To quote my very first boss, RIP: "There are priorities in this business. First, don't go to jail. Second, don't get fired. Third, don't lose money. Lastly, make money"
Certainly a choice as long as the weeklies cover the earnings at least the day after. Look at the last Amazon surprise. Doesn't happen often, but a huge surprise. If you had just sold premium to capture the big vol. in the front month options, you experienced a ton of pain.
If this was the only event, sure it hurts, but as long as you controlled the size (read - was not stupid) and have plenty of other events coming up, it's a blip on the screen. If that was your "big day", then yeah, it would be mighty painful.
In my opinion, holding ANY option position (long or short) through earnings is pure gambling. Earnings are too unpredictable. Yes, there are companies that most of the time move more than the implied move - however, all it takes is one cycle where it doesn't move, and the straddle can lose 70-90% easily. We implement a strategy of buying a straddle few days before earnings and selling just before earnings are released. I described the strategy in How We Trade Straddle Option Strategy article. We have been doing it for the last 6 years with very consistent results.

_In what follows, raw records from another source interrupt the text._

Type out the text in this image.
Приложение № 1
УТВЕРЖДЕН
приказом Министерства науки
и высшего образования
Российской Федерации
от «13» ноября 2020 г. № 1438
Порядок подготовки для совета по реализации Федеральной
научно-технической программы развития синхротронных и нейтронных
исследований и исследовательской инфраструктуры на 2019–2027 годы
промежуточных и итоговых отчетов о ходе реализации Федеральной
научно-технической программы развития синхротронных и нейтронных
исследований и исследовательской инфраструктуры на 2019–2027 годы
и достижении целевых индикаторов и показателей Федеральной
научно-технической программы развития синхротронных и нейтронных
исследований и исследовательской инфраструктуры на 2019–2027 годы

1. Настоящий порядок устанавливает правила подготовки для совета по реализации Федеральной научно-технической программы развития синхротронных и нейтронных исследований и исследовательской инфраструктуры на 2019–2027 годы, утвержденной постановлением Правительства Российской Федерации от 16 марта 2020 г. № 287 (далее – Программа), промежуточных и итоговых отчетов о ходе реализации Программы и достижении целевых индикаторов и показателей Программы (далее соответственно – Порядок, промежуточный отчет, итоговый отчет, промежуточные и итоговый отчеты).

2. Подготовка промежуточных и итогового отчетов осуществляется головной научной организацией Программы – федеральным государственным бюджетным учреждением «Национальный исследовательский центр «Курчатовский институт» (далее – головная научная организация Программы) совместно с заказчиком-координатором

Hmm. When you say "we have been doing it" do you mean that you actually transacting or that you have been paper-trading it at mid? You are paying a round trip in terms of transaction costs, you are delta neutral and your holding period is fairly small. To benefit, the earnings move has to be really mis-priced for you to reap any vega benefits. Let's go through some back of the envelop calculations. You have a stock that costs a 100 dollars and you have an option that's expiring in 10 days. Let's assume that ambient volatility on that stock is 2% and the currently priced-in earnings move is 10% - that makes implied volatility of 59% annualized and premium of 9.4. If the earnings are under-priced by 2% (a fairly rare occurrence) your expect the implied vol to reprice to 74% (accounting for lower number of ambient vol days) so you sell your straddle for 10.55 (some decay included). Sounds nice, but if you introduce transaction cost of just 2 annualized vols, your lose half your expected P&L - you buy the straddle for 9.75 and sell it for 10.30. Considering that you also might lose some of your vega due to the spot move etc, I don't think the trade works that well.
In general what I have noticed is that while the IV does increase semi-consistently prior to earnings, this is mostly a result of the option pricing model factoring in time decay especially with little time to expiration. In other words, while the IV does increase prior to earnings (and you say you don't hold through earnings so let's ignore the actual earnings release move) the PREMIUM in those options hold steady, containing in their implied move the impact of the anticipated binary event. TL/DR, IV increases but for the most part option premium does not increase prior to earnings (at least in any predictable manner)
Is that a sound strategy? Why don't they suggest buying lottery tickets...provided you buy at least one big winner?
@sle When I say "we have been doing it" that means live trading, not paper trading. Our full track record - https://steadyoptions.com/performance/. Also, ss I mentioned, we always sell before earnings, earnings move is not relevant for this strategy. "Considering that you also might lose some of your vega due to the spot move etc" - actually if the spot moves, it increases the gains, not loses them. @TradingDemystified You are correct that IV increase does not always outpace the negative theta. However, in many cases it does - especially if you enter at favorable prices (compared t previous cycle prices). But what is more important that the strategy can make money not only from vega but also from gamma. If the stock moves, many times it's enough to book gains and re-position on new strikes. Sometimes we were able to book gains 2-3 times on the same stock in the 7-10 days period before earnings. And most important, the risk of those trades is very low. Even if IV increase is not enough, it is very rare to lose more than 7-10%. And winning ratio is around 75-80%.
That's not necessarily true. Your PnL will be path dependent based on the direction on the moves and your hedging. That's true even if the stock has realized higher than ambient implied (the whole premise of "free gamma before earnings"). If you are stating that you are making most of the money on vega (*) the fact that you are losing vega on your strikes can not be positive. Unless I am missing something, like you are saying that the trade is to make money on gamma and vega gains are secondary. (*) I dispute the whole vega ramp-up story in a modern market-maker environment. Every market maker has a statistical model of earnings and other recurrent events and adds special weights to these days. Yes, "nominal" implied volatility does increase before the earnings but that's just because ambient days are falling out. E.g. if you have a 10 day option with a 10% event day and 9 2% ambient days it will have an implied roughly equal to 59 and next day, as long as event is still upcoming, the implied will be a bit over 61. That's simply because the event is dominating the implied. You see that especially strongly in biotech stocks where the term structure is sometimes pricing a single 20-40% daily move.